There is a paucity of local data regarding the epidemiology of HCV genotype in a multi-ethnic society like Malaysia. Methods: This is a cross-sectional prospective study conducted from 2008 till 2012. Patients who were detected to have HCV antibodies were included and tested for the presence of HCV RNA using Cobas Amplicor Analyzer (Roche Diagnostic).

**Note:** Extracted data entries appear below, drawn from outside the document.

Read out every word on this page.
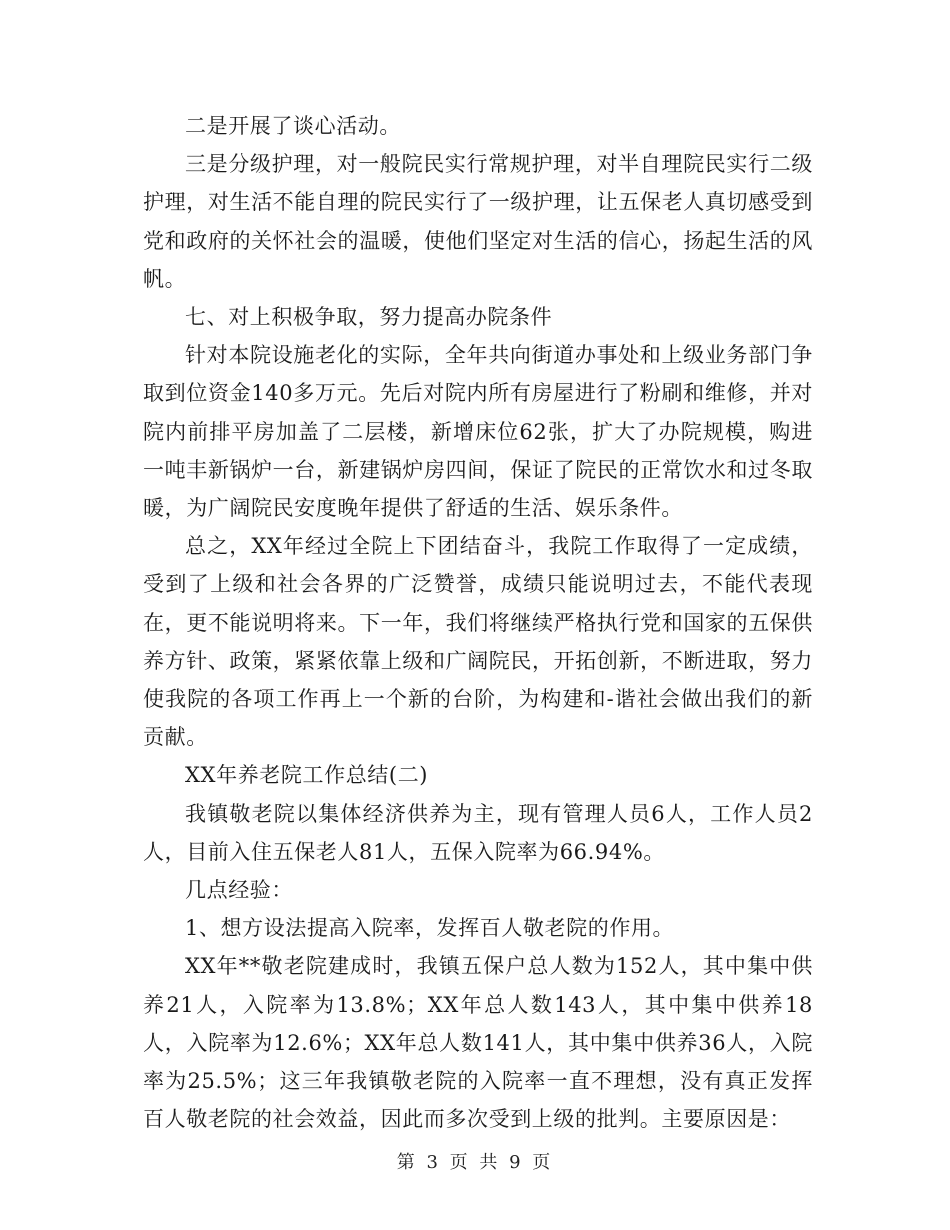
二是开展了谈心活动。

三是分级护理，对一般院民实行常规护理，对半自理院民实行二级护理，对生活不能自理的院民实行了一级护理，让五保老人真切感受到党和政府的关怀社会的温暖，使他们坚定对生活的信心，扬起生活的风帆。

七、对上积极争取，努力提高办院条件

针对本院设施老化的实际，全年共向街道办事处和上级业务部门争取到位资金140多万元。先后对院内所有房屋进行了粉刷和维修，并对院内前排平房加盖了二层楼，新增床位62张，扩大了办院规模，购进一吨丰新锅炉一台，新建锅炉房四间，保证了院民的正常饮水和过冬取暖，为广阔院民安度晚年提供了舒适的生活、娱乐条件。

总之，XX年经过全院上下团结奋斗，我院工作取得了一定成绩，受到了上级和社会各界的广泛赞誉，成绩只能说明过去，不能代表现在，更不能说明将来。下一年，我们将继续严格执行党和国家的五保供养方针、政策，紧紧依靠上级和广阔院民，开拓创新，不断进取，努力使我院的各项工作再上一个新的台阶，为构建和-谐社会做出我们的新贡献。

XX年养老院工作总结(二)

我镇敬老院以集体经济供养为主，现有管理人员6人，工作人员2人，目前入住五保老人81人，五保入院率为66.94%。

几点经验：

1、想方设法提高入院率，发挥百人敬老院的作用。

XX年**敬老院建成时，我镇五保户总人数为152人，其中集中供养21人，入院率为13.8%；XX年总人数143人，其中集中供养18人，入院率为12.6%；XX年总人数141人，其中集中供养36人，入院率为25.5%；这三年我镇敬老院的入院率一直不理想，没有真正发挥百人敬老院的社会效益，因此而多次受到上级的批判。主要原因是：

第 3 页 共 9 页
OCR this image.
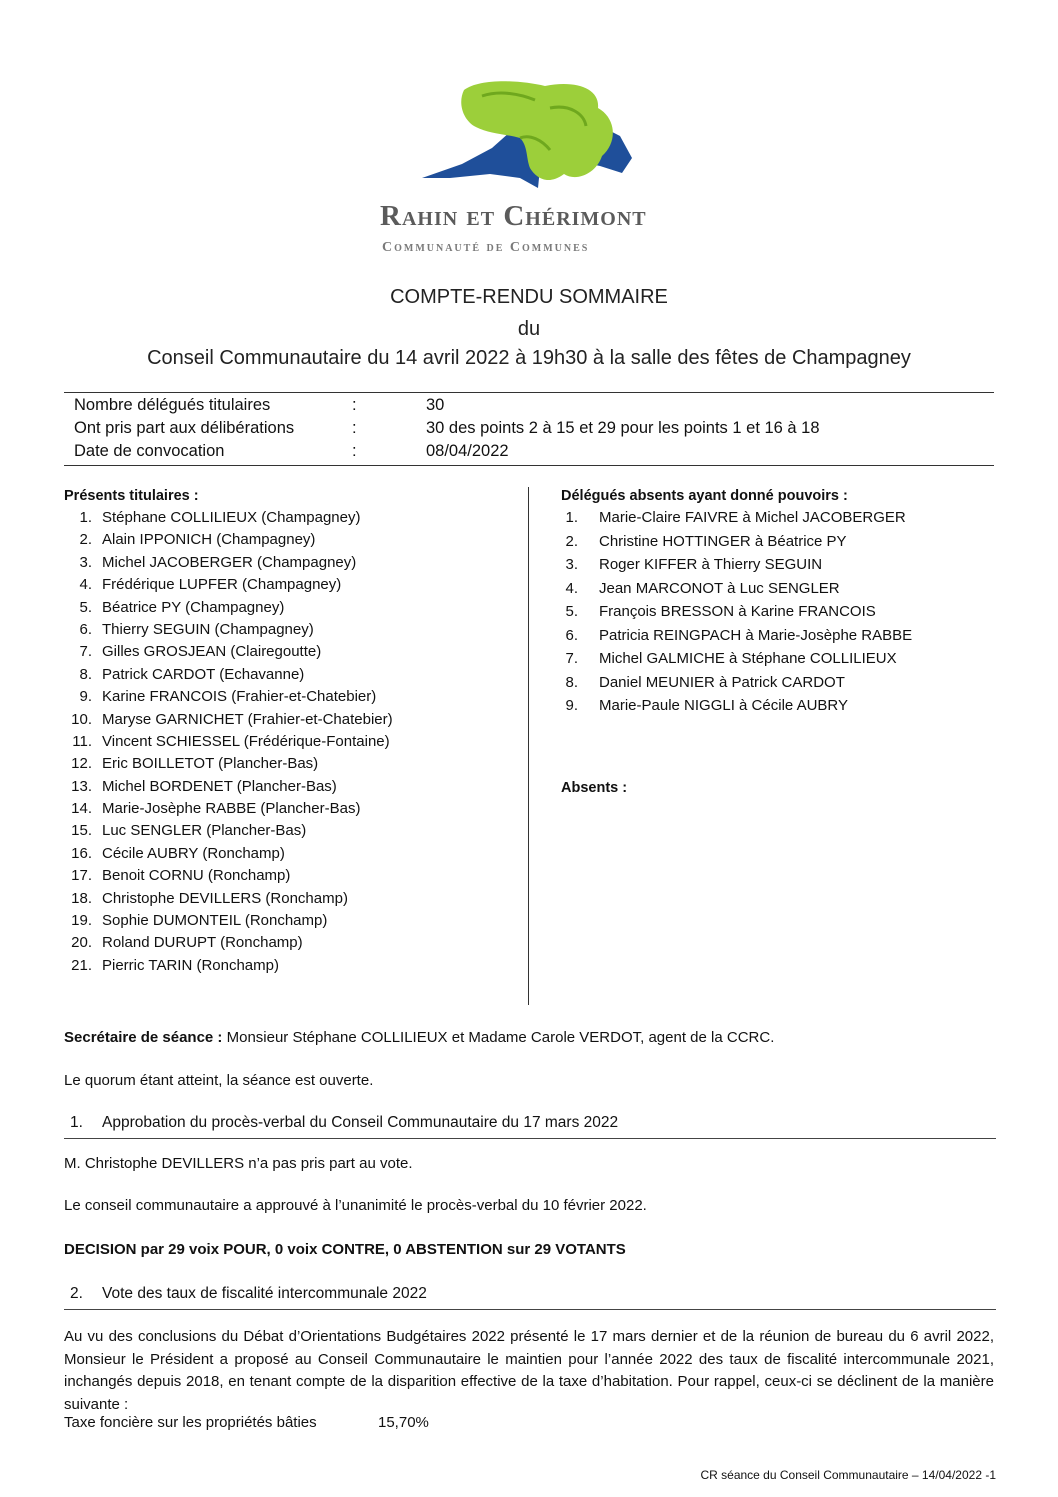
Rahin et Chérimont
Communauté de Communes
COMPTE-RENDU SOMMAIRE
du
Conseil Communautaire du 14 avril 2022 à 19h30 à la salle des fêtes de Champagney
Nombre délégués titulaires	:	30
Ont pris part aux délibérations	:	30 des points 2 à 15 et 29 pour les points 1 et 16 à 18
Date de convocation	:	08/04/2022
Présents titulaires :
1. Stéphane COLLILIEUX (Champagney)
2. Alain IPPONICH (Champagney)
3. Michel JACOBERGER (Champagney)
4. Frédérique LUPFER (Champagney)
5. Béatrice PY (Champagney)
6. Thierry SEGUIN (Champagney)
7. Gilles GROSJEAN (Clairegoutte)
8. Patrick CARDOT (Echavanne)
9. Karine FRANCOIS (Frahier-et-Chatebier)
10. Maryse GARNICHET (Frahier-et-Chatebier)
11. Vincent SCHIESSEL (Frédérique-Fontaine)
12. Eric BOILLETOT (Plancher-Bas)
13. Michel BORDENET (Plancher-Bas)
14. Marie-Josèphe RABBE (Plancher-Bas)
15. Luc SENGLER (Plancher-Bas)
16. Cécile AUBRY (Ronchamp)
17. Benoit CORNU (Ronchamp)
18. Christophe DEVILLERS (Ronchamp)
19. Sophie DUMONTEIL (Ronchamp)
20. Roland DURUPT (Ronchamp)
21. Pierric TARIN (Ronchamp)
Délégués absents ayant donné pouvoirs :
1. Marie-Claire FAIVRE à Michel JACOBERGER
2. Christine HOTTINGER à Béatrice PY
3. Roger KIFFER à Thierry SEGUIN
4. Jean MARCONOT à Luc SENGLER
5. François BRESSON à Karine FRANCOIS
6. Patricia REINGPACH à Marie-Josèphe RABBE
7. Michel GALMICHE à Stéphane COLLILIEUX
8. Daniel MEUNIER à Patrick CARDOT
9. Marie-Paule NIGGLI à Cécile AUBRY
Absents :
Secrétaire de séance : Monsieur Stéphane COLLILIEUX et Madame Carole VERDOT, agent de la CCRC.
Le quorum étant atteint, la séance est ouverte.
1. Approbation du procès-verbal du Conseil Communautaire du 17 mars 2022
M. Christophe DEVILLERS n’a pas pris part au vote.
Le conseil communautaire a approuvé à l’unanimité le procès-verbal du 10 février 2022.
DECISION par 29 voix POUR, 0 voix CONTRE, 0 ABSTENTION sur 29 VOTANTS
2. Vote des taux de fiscalité intercommunale 2022
Au vu des conclusions du Débat d’Orientations Budgétaires 2022 présenté le 17 mars dernier et de la réunion de bureau du 6 avril 2022, Monsieur le Président a proposé au Conseil Communautaire le maintien pour l’année 2022 des taux de fiscalité intercommunale 2021, inchangés depuis 2018, en tenant compte de la disparition effective de la taxe d’habitation. Pour rappel, ceux-ci se déclinent de la manière suivante :
Taxe foncière sur les propriétés bâties	15,70%
CR séance du Conseil Communautaire – 14/04/2022 -1
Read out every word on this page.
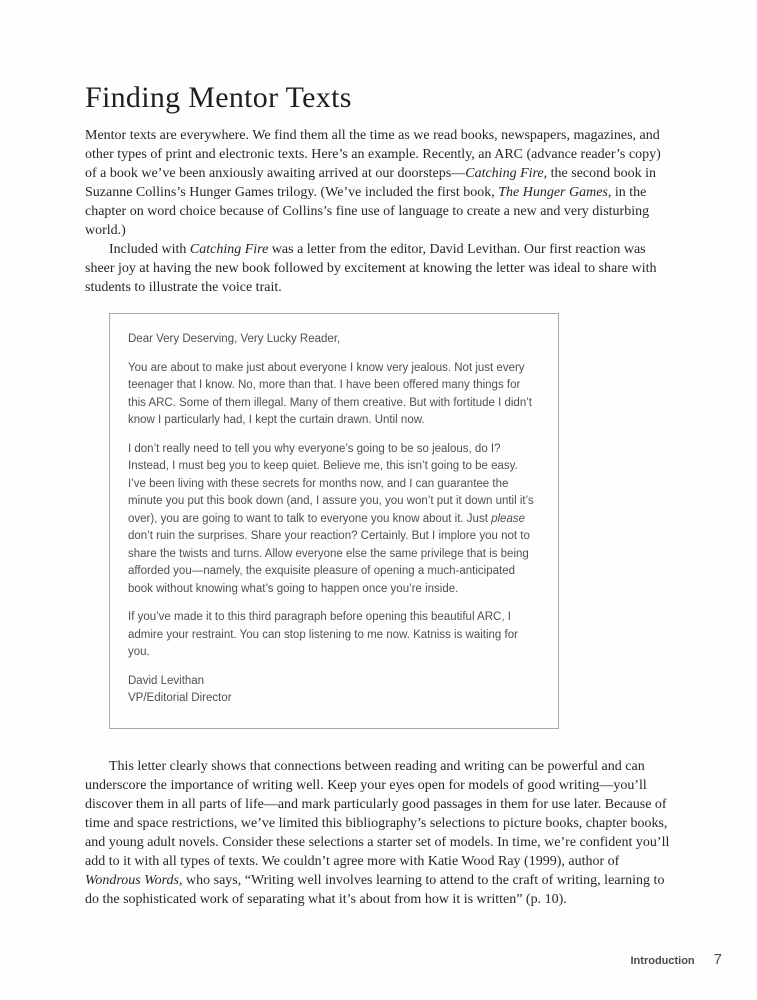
Finding Mentor Texts

Mentor texts are everywhere. We find them all the time as we read books, newspapers, magazines, and other types of print and electronic texts. Here’s an example. Recently, an ARC (advance reader’s copy) of a book we’ve been anxiously awaiting arrived at our doorsteps—Catching Fire, the second book in Suzanne Collins’s Hunger Games trilogy. (We’ve included the first book, The Hunger Games, in the chapter on word choice because of Collins’s fine use of language to create a new and very disturbing world.)

Included with Catching Fire was a letter from the editor, David Levithan. Our first reaction was sheer joy at having the new book followed by excitement at knowing the letter was ideal to share with students to illustrate the voice trait.

Dear Very Deserving, Very Lucky Reader,

You are about to make just about everyone I know very jealous. Not just every teenager that I know. No, more than that. I have been offered many things for this ARC. Some of them illegal. Many of them creative. But with fortitude I didn’t know I particularly had, I kept the curtain drawn. Until now.

I don’t really need to tell you why everyone’s going to be so jealous, do I? Instead, I must beg you to keep quiet. Believe me, this isn’t going to be easy. I’ve been living with these secrets for months now, and I can guarantee the minute you put this book down (and, I assure you, you won’t put it down until it’s over), you are going to want to talk to everyone you know about it. Just please don’t ruin the surprises. Share your reaction? Certainly. But I implore you not to share the twists and turns. Allow everyone else the same privilege that is being afforded you—namely, the exquisite pleasure of opening a much-anticipated book without knowing what’s going to happen once you’re inside.

If you’ve made it to this third paragraph before opening this beautiful ARC, I admire your restraint. You can stop listening to me now. Katniss is waiting for you.

David Levithan

VP/Editorial Director

This letter clearly shows that connections between reading and writing can be powerful and can underscore the importance of writing well. Keep your eyes open for models of good writing—you’ll discover them in all parts of life—and mark particularly good passages in them for use later. Because of time and space restrictions, we’ve limited this bibliography’s selections to picture books, chapter books, and young adult novels. Consider these selections a starter set of models. In time, we’re confident you’ll add to it with all types of texts. We couldn’t agree more with Katie Wood Ray (1999), author of Wondrous Words, who says, “Writing well involves learning to attend to the craft of writing, learning to do the sophisticated work of separating what it’s about from how it is written” (p. 10).

Introduction 7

Genotyping was then carried out using single Liner Array HCV Genotyping Strip MLN8237 mw (Roche Diagnostic). Results: Our result showed that HCV genotype 3 is the most predominant genotype here (61.7%) followed by genotype 1 (36.0%), genotype 2 (1.7%) and genotype 6 (0.6%) as shown in table 1. Our result is different from the early study by Greene et al where the predominant genotype was genotype 1. It is also interesting to note that the distribution of different genotypes were rather similar Kinase Inhibitor Library nmr across all the major ethnic races. Conclusion: In conclusion, genotype 3 is the predominant HCV genotype and there are no

significant ethnic differences in the distribution of the HCV genotypes in Malaysia. Key Word(s): 1. Hepatitis C; 2. Genotype; 3. Predominant; 4. Malaysia; Table 1 Ethnic group HCV genotype (%) Total (% across all the ethnic races) 1 2 3 6 Malay(% within genotype \ ethnic) 48 (37.2%\33.1%) 1 (16.7%\0.7%) 96 (43.4%\66 2%) 0 145 (40.5%) Chinese (S within genotype \ ethnic) 53 (41.1%\37.3%) (66.6%\28%) 83 (37.6%\58.S%) 2 (100%\1.4%) 142 (39.7%) Indian (% within genotype \ ethnic) 19 (14.7%\36.5%) 1 (16.7%\1.9%) 32 (14.5%\61.6%) 0 52 PTK6 (145%) Others (% within genotype \ ethnic) 9 (7.0%\47.4%) 0 10 (4.5%\52.6%) 0 19 (5.3%) Total (% across all the genotypes) 129 (36.0%) 6 (1.7%) 221 (61.7%) 2 (0.6%) 358 Presenting Author: YAN XU Additional Authors: YONGGUI ZHANG, JIAN JIAO, CHANGYU ZHOU, PING ZHAO, HONGHUA GUO, YAN LI, SHANGWEI JI, JIANGBIN

WANG Corresponding Author: YAN XU Affiliations: china-japan union hospital of jilin university Objective: To investigate the efficacy of individualized therapy with PEG-IFNα-2a and the effect of antiviral therapy on hepatic histology in chronic hepatitis B patients. Methods: 178 antiviral-naïve hepatitis B patients received subcutaneous Peg-IFNα-2a treatment (180 μg weekly) with an individualized regimen based on response at 12 weeks. Subjects not achieving early response received nucleoside combination therapy, or 48-week treatment; 38 subjects underwent hepatic histological examinations before and after treatment. Results: With combination treatment (entecavir or adefovir), mean hepatitis B virus (HBV) DNA reduction at 48 weeks of post-treatment follow-up was significantly greater than with conventional treatment; the SVR rate was significantly higher with entecavir (69.4%) and adefovir (71.1%) than with conventional treatment (32.6%, p < 0.05).